A report (BMJ 2008; 336: 96 – 97) from the Charite Universitatsmedizin in Berlin described two patients who were referred to them for investigations because of unexplained gastrointestinal (GI) symptoms and weight loss of unknown cause. The first patient was a 21 year old lady who had had diarrhea and diffuse abdominal pain for 8 months. She had lost 11 kg over that time and weighed only 40.8kg. Extensive blood investigations only showed low albumin level due to malabsorption. Endoscopic examination of the intestine and extensive X-ray scanning did not reveal any abnormality. The patient produced a large amount of stool – up to 1900 gm daily (normal <250 gm)! Analysis of the stool electrolytes raised the suspicion that the diarrhea could be due to the action of an osmotic purgative. On close questioning the patient admitted to chewing large amounts of sugar-free gum. Her daily intake of sorbitol was 18 – 20 gm (one stick of gum contains about 1.25 gm of sorbitol). After starting on a sorbitol-free diet, her diarrhea stopped. One year later she was back to having a normal GI function and had gained 7 kg in weight. The second case involved a 46 year old man who had diarrhea and a weight loss of 22 kg in the previous year. He complained of abdominal gas, bloating and 7 – 10 watery stools daily. Again extensive blood, endoscopic and X-ray investigations turned up nothing abnormal. Stool analysis again showed the diarrhea could be secondary to an osmotic purgative. On questioning, he admitted to chewing 20 sticks of sugar-free gum and eating up to 200 gm of sweets per day. This equates to an intake of about 30 gm of sorbitol. After he started a sorbitol-free diet, his diarrhea stopped and he gained 5 kg over 6 months.
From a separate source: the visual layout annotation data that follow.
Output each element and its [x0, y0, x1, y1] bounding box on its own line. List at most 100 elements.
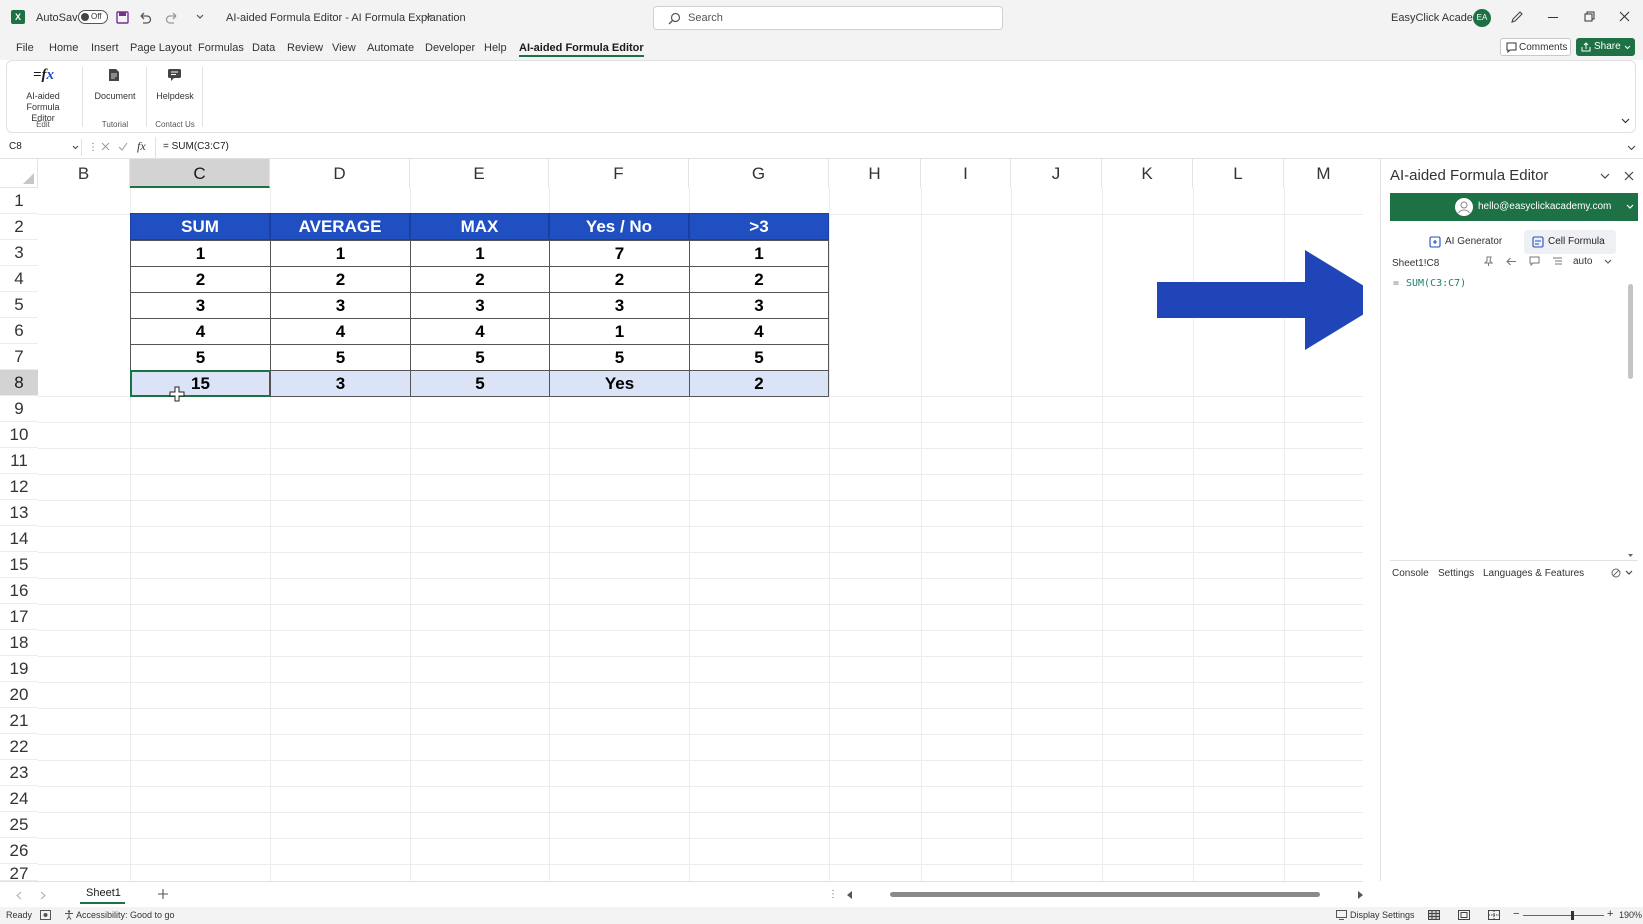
macro-record-icon[interactable]: [40, 910, 51, 920]
tab-cell-formula[interactable]: Cell Formula: [1524, 230, 1616, 254]
horizontal-scrollbar-thumb[interactable]: [890, 892, 1320, 897]
tab-formulas[interactable]: Formulas: [198, 42, 244, 54]
column-header-f[interactable]: F: [549, 159, 689, 188]
table-cell[interactable]: 3: [270, 292, 411, 319]
formula-input[interactable]: = SUM(C3:C7): [155, 137, 1625, 158]
table-cell[interactable]: 4: [410, 318, 550, 345]
tab-insert[interactable]: Insert: [91, 42, 119, 54]
tab-help[interactable]: Help: [484, 42, 507, 54]
accessibility-icon[interactable]: [64, 910, 74, 920]
table-cell[interactable]: 5: [270, 344, 411, 371]
tab-view[interactable]: View: [332, 42, 356, 54]
tab-settings[interactable]: Settings: [1438, 568, 1474, 579]
column-header-l[interactable]: L: [1193, 159, 1284, 188]
table-cell[interactable]: 1: [410, 240, 550, 267]
table-header-cell[interactable]: >3: [689, 213, 829, 240]
table-cell[interactable]: 5: [130, 344, 271, 371]
save-icon[interactable]: [116, 11, 129, 24]
tab-split-handle-icon[interactable]: ⋮: [828, 889, 838, 900]
format-lines-icon[interactable]: [1552, 256, 1563, 267]
comments-button[interactable]: Comments: [1500, 38, 1571, 56]
tab-data[interactable]: Data: [252, 42, 275, 54]
row-header[interactable]: 11: [0, 448, 38, 474]
table-cell[interactable]: 4: [130, 318, 271, 345]
autosave-toggle[interactable]: Off: [78, 10, 108, 24]
accessibility-status[interactable]: Accessibility: Good to go: [76, 910, 175, 920]
row-header[interactable]: 17: [0, 604, 38, 630]
total-cell[interactable]: 5: [410, 370, 550, 397]
row-header[interactable]: 26: [0, 838, 38, 864]
tab-languages-features[interactable]: Languages & Features: [1483, 568, 1584, 579]
row-header[interactable]: 1: [0, 188, 38, 214]
confirm-entry-icon[interactable]: [118, 142, 128, 151]
page-layout-view-icon[interactable]: [1458, 910, 1470, 920]
row-header[interactable]: 10: [0, 422, 38, 448]
formula-bar-expand-icon[interactable]: [1627, 145, 1636, 151]
total-cell[interactable]: 2: [689, 370, 829, 397]
table-cell[interactable]: 1: [549, 318, 690, 345]
zoom-slider-thumb[interactable]: [1571, 911, 1574, 920]
table-cell[interactable]: 5: [549, 344, 690, 371]
panel-scroll-down-icon[interactable]: [1627, 553, 1634, 558]
row-header[interactable]: 23: [0, 760, 38, 786]
table-cell[interactable]: 1: [689, 240, 829, 267]
row-header[interactable]: 14: [0, 526, 38, 552]
table-header-cell[interactable]: Yes / No: [549, 213, 689, 240]
row-header[interactable]: 24: [0, 786, 38, 812]
table-cell[interactable]: 1: [130, 240, 271, 267]
table-cell[interactable]: 2: [549, 266, 690, 293]
document-button[interactable]: Document: [87, 63, 143, 115]
table-cell[interactable]: 4: [689, 318, 829, 345]
table-header-cell[interactable]: AVERAGE: [270, 213, 410, 240]
row-header[interactable]: 9: [0, 396, 38, 422]
row-header[interactable]: 19: [0, 656, 38, 682]
undo-icon[interactable]: [138, 11, 152, 24]
tab-home[interactable]: Home: [49, 42, 78, 54]
row-header[interactable]: 12: [0, 474, 38, 500]
total-cell[interactable]: Yes: [549, 370, 690, 397]
tab-review[interactable]: Review: [287, 42, 323, 54]
redo-icon[interactable]: [165, 11, 179, 24]
row-header[interactable]: 16: [0, 578, 38, 604]
display-settings-icon[interactable]: [1336, 910, 1347, 920]
table-cell[interactable]: 1: [270, 240, 411, 267]
tab-ai-aided-formula-editor[interactable]: AI-aided Formula Editor: [519, 42, 644, 57]
console-chevron-down-icon[interactable]: [1625, 570, 1633, 576]
table-cell[interactable]: 3: [549, 292, 690, 319]
title-chevron-down-icon[interactable]: [424, 14, 432, 20]
more-options-icon[interactable]: ⋮: [88, 142, 98, 153]
block-icon[interactable]: [1611, 568, 1621, 578]
column-header-b[interactable]: B: [38, 159, 130, 188]
pen-icon[interactable]: [1510, 10, 1524, 24]
tab-ai-generator[interactable]: AI Generator: [1421, 231, 1509, 253]
table-cell[interactable]: 2: [270, 266, 411, 293]
table-header-cell[interactable]: SUM: [130, 213, 270, 240]
column-header-h[interactable]: H: [829, 159, 921, 188]
row-header[interactable]: 15: [0, 552, 38, 578]
zoom-slider[interactable]: [1523, 911, 1604, 920]
table-cell[interactable]: 2: [130, 266, 271, 293]
scroll-left-icon[interactable]: [847, 891, 853, 899]
table-cell[interactable]: 3: [130, 292, 271, 319]
next-sheet-icon[interactable]: [40, 891, 46, 900]
table-header-cell[interactable]: MAX: [410, 213, 549, 240]
page-break-view-icon[interactable]: [1488, 910, 1500, 920]
column-header-k[interactable]: K: [1102, 159, 1193, 188]
tab-developer[interactable]: Developer: [425, 42, 475, 54]
row-header[interactable]: 13: [0, 500, 38, 526]
zoom-level[interactable]: 190%: [1619, 910, 1642, 920]
avatar[interactable]: EA: [1473, 9, 1491, 27]
tab-page-layout[interactable]: Page Layout: [130, 42, 192, 54]
total-cell[interactable]: 3: [270, 370, 411, 397]
row-header[interactable]: 22: [0, 734, 38, 760]
column-header-j[interactable]: J: [1011, 159, 1102, 188]
row-header[interactable]: 21: [0, 708, 38, 734]
row-header[interactable]: 27: [0, 864, 38, 881]
table-cell[interactable]: 5: [410, 344, 550, 371]
close-window-icon[interactable]: [1619, 11, 1630, 22]
zoom-in-icon[interactable]: +: [1607, 908, 1613, 920]
column-header-g[interactable]: G: [689, 159, 829, 188]
share-button[interactable]: Share: [1576, 38, 1635, 56]
mode-select[interactable]: auto: [1571, 255, 1615, 269]
add-sheet-icon[interactable]: [158, 889, 168, 899]
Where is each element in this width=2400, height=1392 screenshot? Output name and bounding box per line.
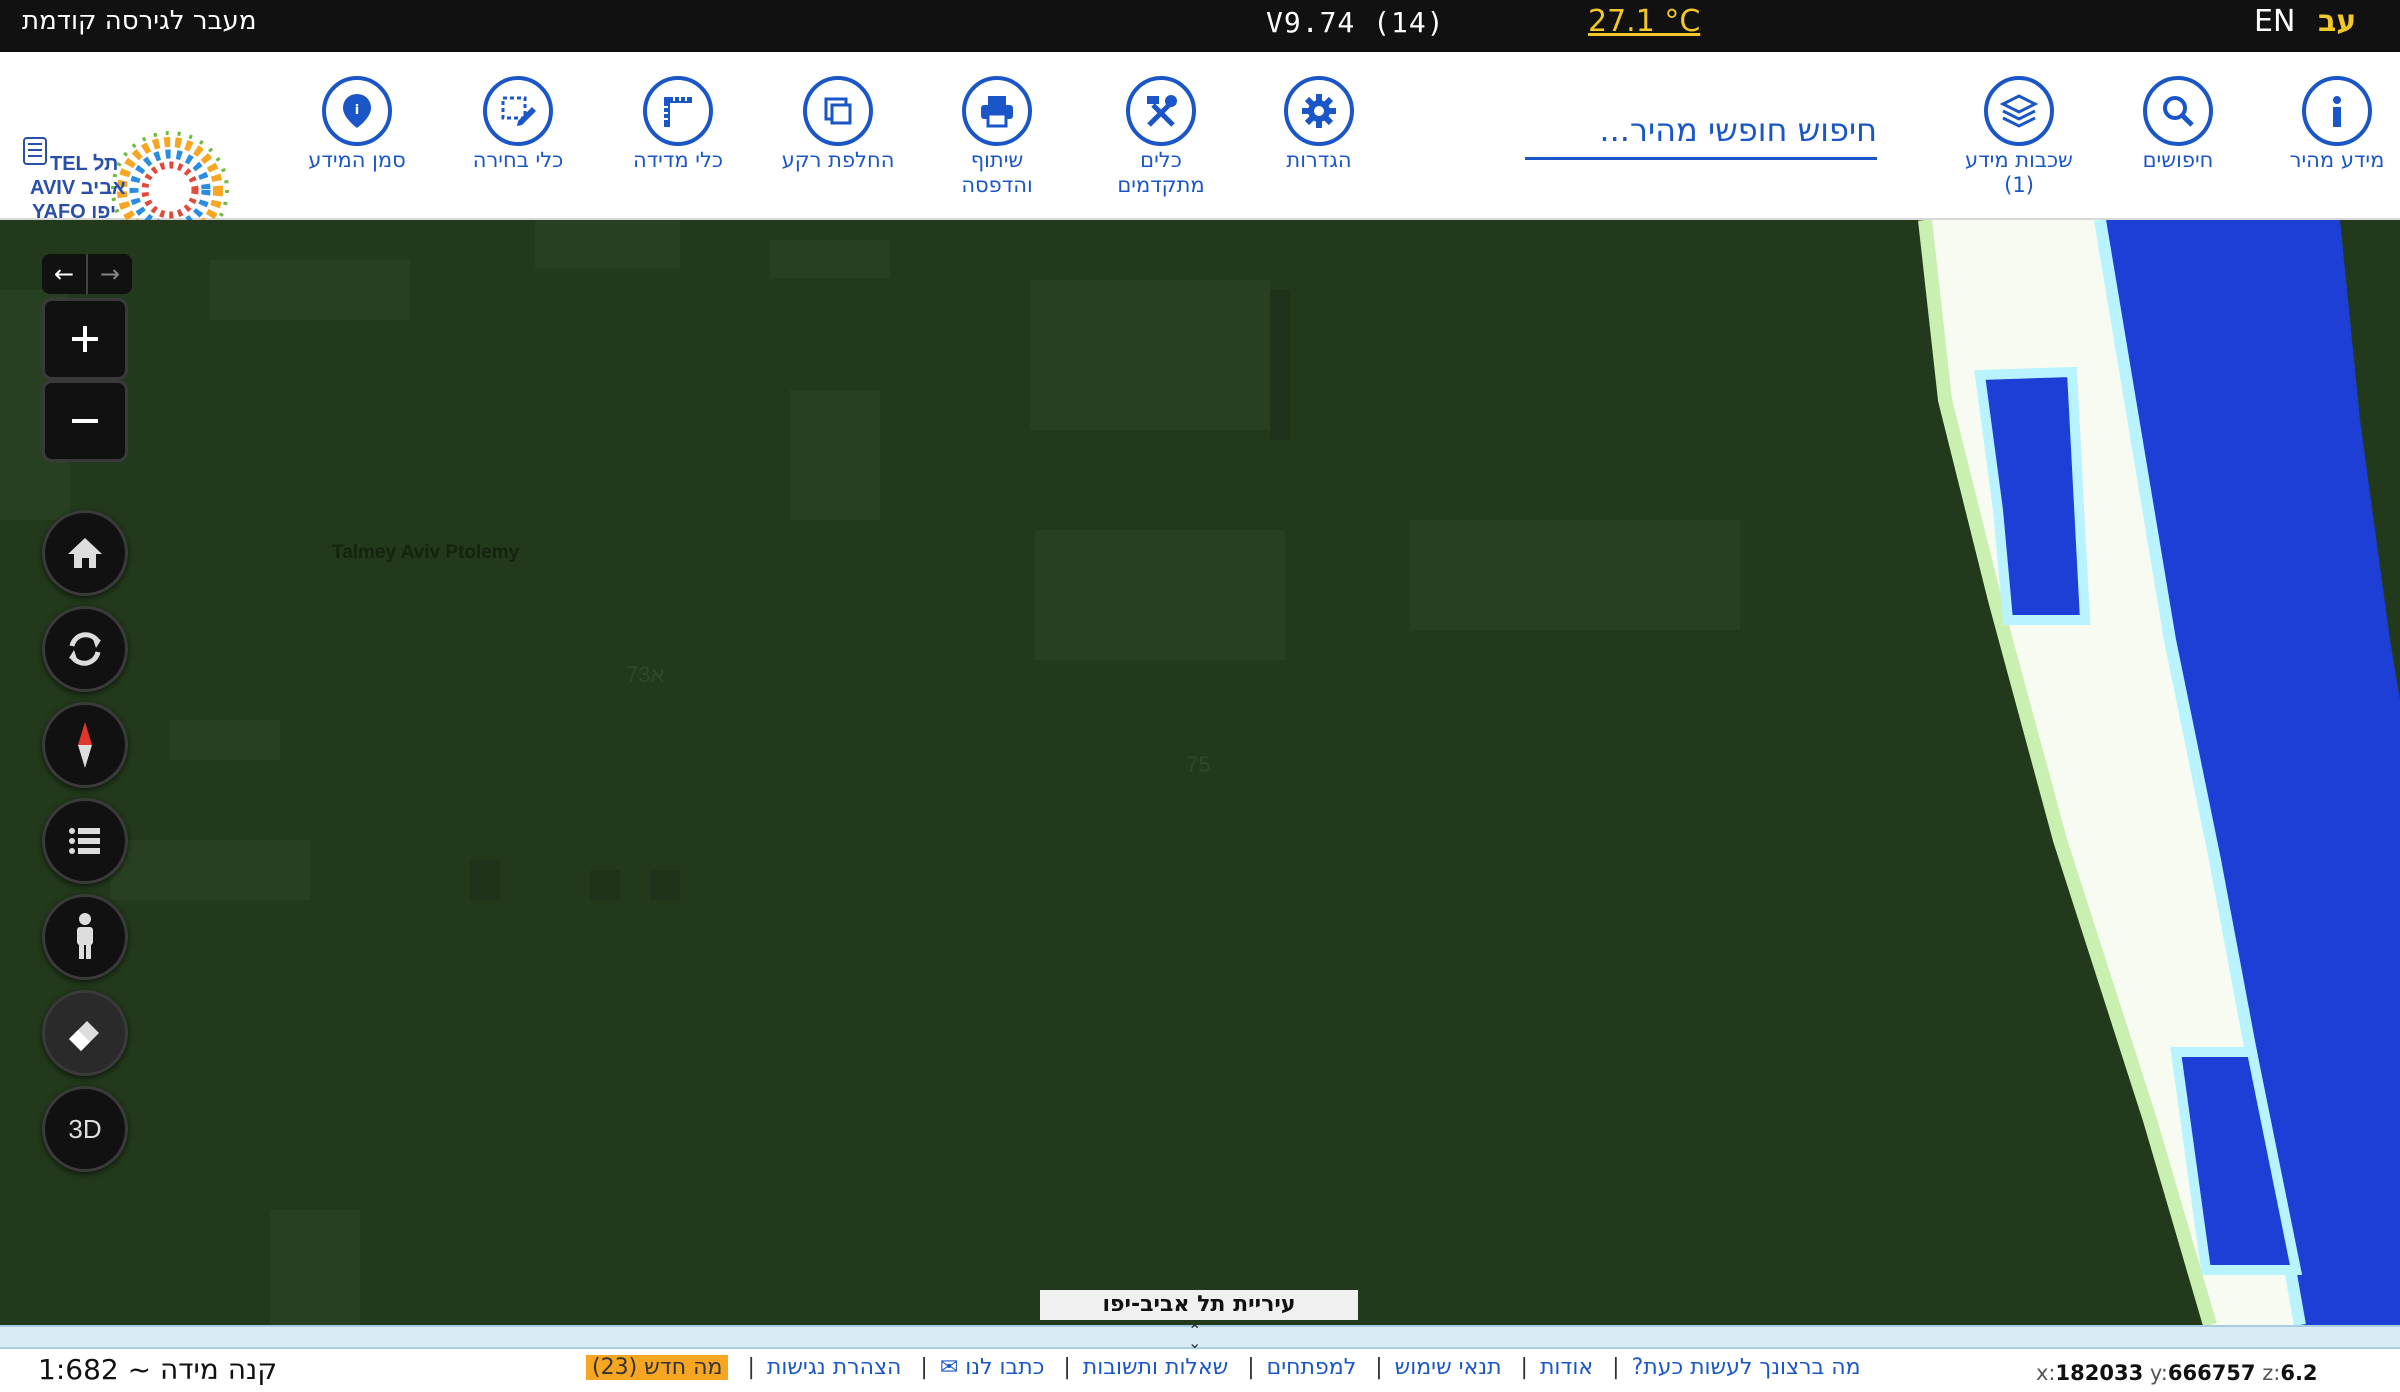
coord-z: 6.2 bbox=[2280, 1361, 2318, 1385]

Sorbitol belongs to the family of polyalcohol sugars, like mannitol and xylitol, some of which are used as laxatives. Sorbitol is also used as a sweetener in many sugar-free foods and drug products. People with diabetes often eat dietetic foods containing sorbitol. Sorbitol is poorly absorbed by the small intestine and it can act as an osmotic agent. Ingestion of relatively small amounts (5-20 gms) causes GI symptoms such as gas, bloating and abdominal cramps in a dose dependent manner. Higher doses (20-50 gms) may cause osmotic diarrhea which over a prolonged period can lead to severe weight loss and low albumin level due to malabsorption. Consumption of just 20 gms of sorbitol has been found to produce diarrhea in about half of normal people.

The next time you start developing symptoms of bloating, gas and loose motion, have a think whether you are chewing too many sticks of chewing gum or eating too many sugar-free products with sorbitol as a sweetener. You might just save yourself from a sticky situation!